The correlation is about the same, 0.079. The transformation has changed the shape of the cloud of points to show a more linear pattern, but the outlier in the bottom right hand corner of the scatter plot accounts for the low correlation.

b)
     
The normal probability plot of Ln(Acorn size) indicates approximate normality of this variable. The normal probability plot of Ln(Range) shows the presence of an extreme outlier.

Compare boxplots of tree range by geographical region in order to investigate the relationship between tree range and region. What do you learn?

• Be able to make and interpret a boxplot.
• Be able to use the IQR rule for identifying outliers in a boxplot.

 

      
The comparative boxplots show that the bigger ranges are found in the Atlantic region, the smaller ranges are found in the California region.

a) Make a scatter plot of Ln(range) vs. Ln(acorn size) for the Atlantic region. Is the correlation any better than that found in Question 1?

b) Make a scatter plot of Ln(range) vs. Ln(acorn size) for the California region. What is the correlation? Why do you think that the correlation is so low?

• a) Be able to use your software to make a scatterplot.
• a) Be able to interpret the display (for example, recognize patterns or spotting outliers.)
• b) Be able to use software to calculate the correlation coefficient.
• b) Be able to interpret this value.

a) The scatter plot for the Atlantic Region shows a moderate positive association. The correlation has improved to 0.624.
      

b) The correlation is only 0.0203 for the California region. This low correlation is due to the presence of the outlier at the bottom right of the plot. The rest of the data seem to be associated in a stronger manner.
      

a) Examine the residuals from the regression of Ln(range) on Ln(acorn size) and the indicator for region. Does there seem to be an outlier? Can you identify the outlier?

b) What is unusual about the species of oak represented by this outlier? (Hint: Consult the map of the region.) How does this information help you understand this data point and explain the outlier?

• a) Understand that simple linear regression is inappropriate when an outlier (or influential observation) drives the results.
• b) Understand how to check the key model assumptions that are made in regression using residual plots and other model diagnostics.

a) A scatter plot of the residuals versus predicted values is shown below with the Atlantic region denoted by red •'s and the California region denoted by blue x's.
          
This plot illustrates the importance of incorporating information about the region into the prediction.

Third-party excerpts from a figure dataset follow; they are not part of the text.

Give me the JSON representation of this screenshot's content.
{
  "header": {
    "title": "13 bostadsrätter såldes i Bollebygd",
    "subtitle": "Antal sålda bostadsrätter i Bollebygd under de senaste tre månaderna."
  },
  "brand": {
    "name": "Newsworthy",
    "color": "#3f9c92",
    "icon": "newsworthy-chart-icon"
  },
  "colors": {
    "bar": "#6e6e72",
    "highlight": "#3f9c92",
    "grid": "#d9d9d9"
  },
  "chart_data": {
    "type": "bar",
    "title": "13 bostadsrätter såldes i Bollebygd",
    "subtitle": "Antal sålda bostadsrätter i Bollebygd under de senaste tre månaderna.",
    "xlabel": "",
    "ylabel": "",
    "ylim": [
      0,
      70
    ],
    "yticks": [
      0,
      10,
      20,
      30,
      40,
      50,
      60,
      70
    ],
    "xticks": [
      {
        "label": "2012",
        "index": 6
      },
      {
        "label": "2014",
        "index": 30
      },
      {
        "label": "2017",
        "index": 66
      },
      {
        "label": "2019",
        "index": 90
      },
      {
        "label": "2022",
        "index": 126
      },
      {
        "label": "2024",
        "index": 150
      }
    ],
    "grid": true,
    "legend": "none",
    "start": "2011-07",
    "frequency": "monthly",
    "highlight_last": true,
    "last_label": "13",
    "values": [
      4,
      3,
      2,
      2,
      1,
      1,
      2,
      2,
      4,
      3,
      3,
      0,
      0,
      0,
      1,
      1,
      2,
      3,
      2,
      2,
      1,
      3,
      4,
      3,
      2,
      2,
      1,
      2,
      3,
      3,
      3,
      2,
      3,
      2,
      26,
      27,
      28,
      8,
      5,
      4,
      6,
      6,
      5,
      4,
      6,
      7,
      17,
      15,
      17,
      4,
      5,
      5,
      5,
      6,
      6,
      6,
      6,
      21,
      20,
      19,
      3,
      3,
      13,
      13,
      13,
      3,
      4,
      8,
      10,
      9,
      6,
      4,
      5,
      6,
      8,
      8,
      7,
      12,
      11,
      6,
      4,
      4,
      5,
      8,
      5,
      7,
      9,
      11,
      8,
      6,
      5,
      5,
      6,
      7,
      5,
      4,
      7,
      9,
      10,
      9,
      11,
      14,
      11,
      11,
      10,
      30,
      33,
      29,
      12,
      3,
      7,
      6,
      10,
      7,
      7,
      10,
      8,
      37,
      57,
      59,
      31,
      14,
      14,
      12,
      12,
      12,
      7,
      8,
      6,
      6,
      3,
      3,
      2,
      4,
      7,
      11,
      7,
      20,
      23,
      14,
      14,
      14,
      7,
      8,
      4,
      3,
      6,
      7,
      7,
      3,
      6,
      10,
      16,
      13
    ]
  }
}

Also, there does appear to be an outlier. The outlier represents Quercus tomentella Engelm, which is the species that only grows on the Channel Islands and the island of Guadalupe.

b) It is the only species of oak in the data set which does not grow on the continent. Its geographic range is limited by the size of the islands (about 1300 sq. km). This makes this species different from the other species in the data set. Since the range is limited yet the size of the acorn is not, this oak tree does not follow the same pattern as the others.